Folgen mangelhafter Umsetzung

Bei mangelhafter Umsetzung der «Button-Lösung» drohen dem Onlineshop-Betreiber wettbewerbsrechtliche Konsequenzen, so etwa kostenpflichtige Abmahnungen. Weiter wird der Konsument bei unzulässiger Beschriftung bzw. unzulässiger Gestaltung des Bestellbuttons durch seine Bestellung nicht gebunden. Der Shop-Betreiber wird in diesem Fall also auf sein Geld verzichten müssen.

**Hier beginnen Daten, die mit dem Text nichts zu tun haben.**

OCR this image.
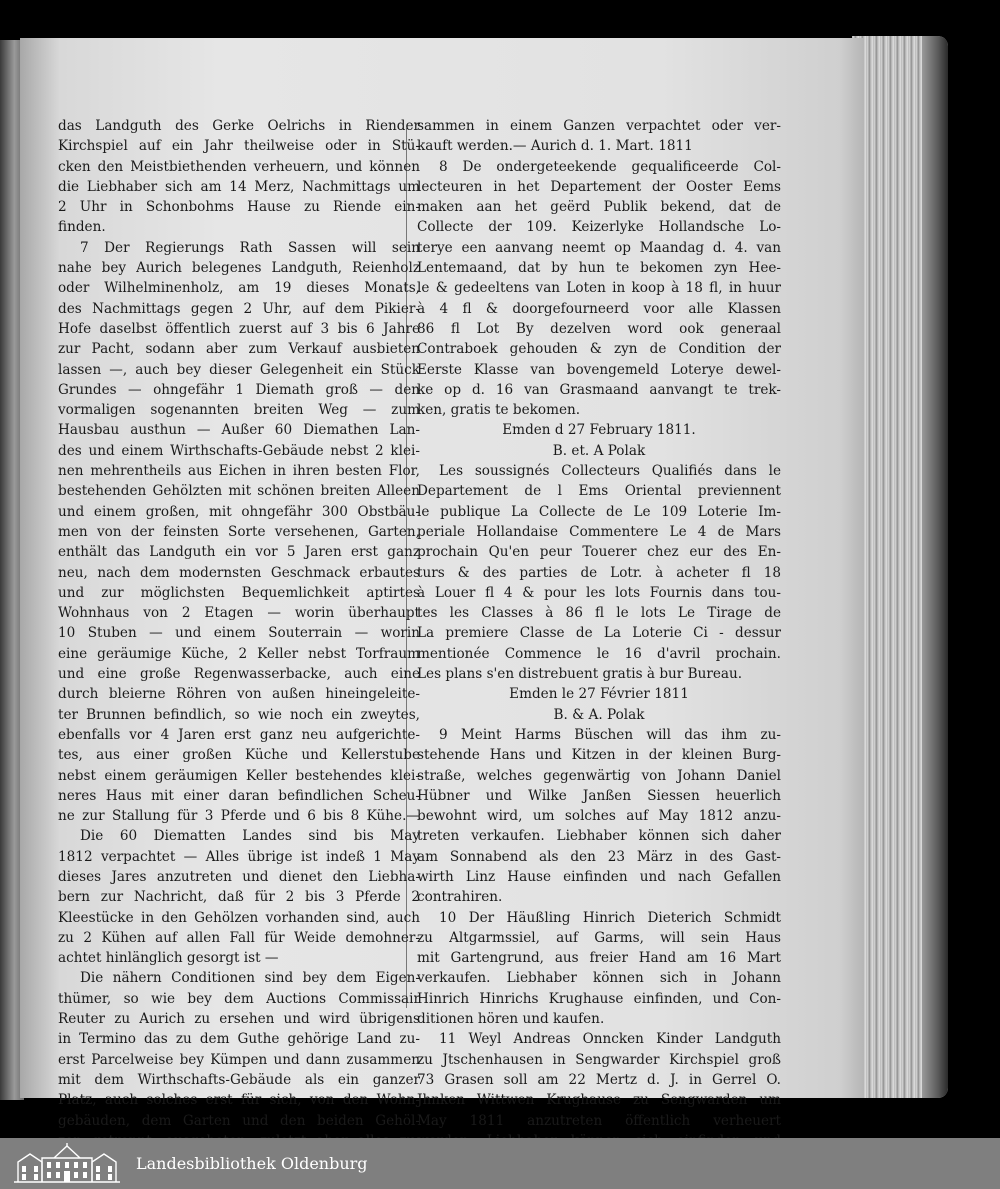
das Landguth des Gerke Oelrichs in Riender
Kirchspiel auf ein Jahr theilweise oder in Stü-
cken den Meistbiethenden verheuern, und können
die Liebhaber sich am 14 Merz, Nachmittags um
2 Uhr in Schonbohms Hause zu Riende ein-
finden.
7 Der Regierungs Rath Sassen will sein
nahe bey Aurich belegenes Landguth, Reienholz
oder Wilhelminenholz, am 19 dieses Monats,
des Nachmittags gegen 2 Uhr, auf dem Pikier-
Hofe daselbst öffentlich zuerst auf 3 bis 6 Jahre
zur Pacht, sodann aber zum Verkauf ausbieten
lassen —, auch bey dieser Gelegenheit ein Stück
Grundes — ohngefähr 1 Diemath groß — den
vormaligen sogenannten breiten Weg — zum
Hausbau austhun — Außer 60 Diemathen Lan-
des und einem Wirthschafts-Gebäude nebst 2 klei-
nen mehrentheils aus Eichen in ihren besten Flor,
bestehenden Gehölzten mit schönen breiten Alleen
und einem großen, mit ohngefähr 300 Obstbäu-
men von der feinsten Sorte versehenen, Garten,
enthält das Landguth ein vor 5 Jaren erst ganz
neu, nach dem modernsten Geschmack erbautes
und zur möglichsten Bequemlichkeit aptirtes
Wohnhaus von 2 Etagen — worin überhaupt
10 Stuben — und einem Souterrain — worin
eine geräumige Küche, 2 Keller nebst Torfraum
und eine große Regenwasserbacke, auch eine
durch bleierne Röhren von außen hineingeleite-
ter Brunnen befindlich, so wie noch ein zweytes,
ebenfalls vor 4 Jaren erst ganz neu aufgerichte-
tes, aus einer großen Küche und Kellerstube
nebst einem geräumigen Keller bestehendes klei-
neres Haus mit einer daran befindlichen Scheu-
ne zur Stallung für 3 Pferde und 6 bis 8 Kühe.—
Die 60 Diematten Landes sind bis May
1812 verpachtet — Alles übrige ist indeß 1 May
dieses Jares anzutreten und dienet den Liebha-
bern zur Nachricht, daß für 2 bis 3 Pferde 2
Kleestücke in den Gehölzen vorhanden sind, auch
zu 2 Kühen auf allen Fall für Weide demohner-
achtet hinlänglich gesorgt ist —
Die nähern Conditionen sind bey dem Eigen-
thümer, so wie bey dem Auctions Commissair
Reuter zu Aurich zu ersehen und wird übrigens
in Termino das zu dem Guthe gehörige Land zu-
erst Parcelweise bey Kümpen und dann zusammen
mit dem Wirthschafts-Gebäude als ein ganzer
Platz, auch solches erst für sich, von den Wohn-
gebäuden, dem Garten und den beiden Gehöl-
sammen in einem Ganzen verpachtet oder ver-
kauft werden.— Aurich d. 1. Mart. 1811
8 De ondergeteekende gequalificeerde Col-
lecteuren in het Departement der Ooster Eems
maken aan het geërd Publik bekend, dat de
Collecte der 109. Keizerlyke Hollandsche Lo-
terye een aanvang neemt op Maandag d. 4. van
Lentemaand, dat by hun te bekomen zyn Hee-
le & gedeeltens van Loten in koop à 18 fl, in huur
à 4 fl & doorgefourneerd voor alle Klassen
86 fl Lot By dezelven word ook generaal
Contraboek gehouden & zyn de Condition der
Eerste Klasse van bovengemeld Loterye dewel-
ke op d. 16 van Grasmaand aanvangt te trek-
ken, gratis te bekomen.
Emden d 27 February 1811.
B. et. A Polak
Les soussignés Collecteurs Qualifiés dans le
Departement de l Ems Oriental previennent
le publique La Collecte de Le 109 Loterie Im-
periale Hollandaise Commentere Le 4 de Mars
prochain Qu'en peur Touerer chez eur des En-
turs & des parties de Lotr. à acheter fl 18
à Louer fl 4 & pour les lots Fournis dans tou-
tes les Classes à 86 fl le lots Le Tirage de
La premiere Classe de La Loterie Ci - dessur
mentionée Commence le 16 d'avril prochain.
Les plans s'en distrebuent gratis à bur Bureau.
Emden le 27 Février 1811
B. & A. Polak
9 Meint Harms Büschen will das ihm zu-
stehende Hans und Kitzen in der kleinen Burg-
straße, welches gegenwärtig von Johann Daniel
Hübner und Wilke Janßen Siessen heuerlich
bewohnt wird, um solches auf May 1812 anzu-
treten verkaufen. Liebhaber können sich daher
am Sonnabend als den 23 März in des Gast-
wirth Linz Hause einfinden und nach Gefallen
contrahiren.
10 Der Häußling Hinrich Dieterich Schmidt
zu Altgarmssiel, auf Garms, will sein Haus
mit Gartengrund, aus freier Hand am 16 Mart
verkaufen. Liebhaber können sich in Johann
Hinrich Hinrichs Krughause einfinden, und Con-
ditionen hören und kaufen.
11 Weyl Andreas Onncken Kinder Landguth
zu Jtschenhausen in Sengwarder Kirchspiel groß
73 Grasen soll am 22 Mertz d. J. in Gerrel O.
Jhnken Wittwen Krughause zu Sengwarden um
May 1811 anzutreten öffentlich verheuert
Landesbibliothek Oldenburg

Zuerst Deutschland, dann die ganze EU

In Deutschland setzt das Bürgerliche Gesetzbuch durch den neuen § 312g (Pflichten im elektronischen Geschäftsverkehr) die europäische «Button-Lösung» bereits mit Wirkung ab 1. August 2012 ins nationale Recht um. Ab diesem Zeitpunkt ist die neue Regelung auch für Schweizer Onlineshops verbindlich, falls sie an deutsche Konsumenten liefern und sich auf den deutschen Markt ausrichten. Daran vermag auch eine Rechtswahlklausel zugunsten des Schweizer Rechts, etwa in allgemeinen Geschäftsbedingungen, nichts zu ändern; denn der Konsument kann sich stets vor seinem heimischen Gericht auf sein eigenes Recht berufen.  Bis Ende 2013 müssen alle EU-Mitgliedstaaten die «Button-Lösung» in nationales Recht umgesetzt haben. Spätestens ab dann gilt sie also auch für Lieferungen in diese Länder.

Vorsicht «Button-Falle»!

Das ausländische Recht gilt für einen Schweizer Onlineshop nur dann zwingend, wenn er sich auf den fraglichen ausländischen Markt ausrichtet. Dies ist aber nicht etwa erst dann der Fall, wenn gezielt um Kunden im Ausland geworben wird oder Angaben über Versandkosten ins Ausland gemacht werden. Die Verwendung einer länderneutralen Top-Level-Domain (z.B. .com) kann unter Umständen bereits genügen. Generell werden Onlineshops von Gerichten wohl schnell als aufs Ausland ausgerichtet qualifiziert. Entsprechende Vorsicht und sorgfältige Abklärung sind im Einzelfall geboten, um als Unternehmer nicht in die «Button-Falle» zu treten.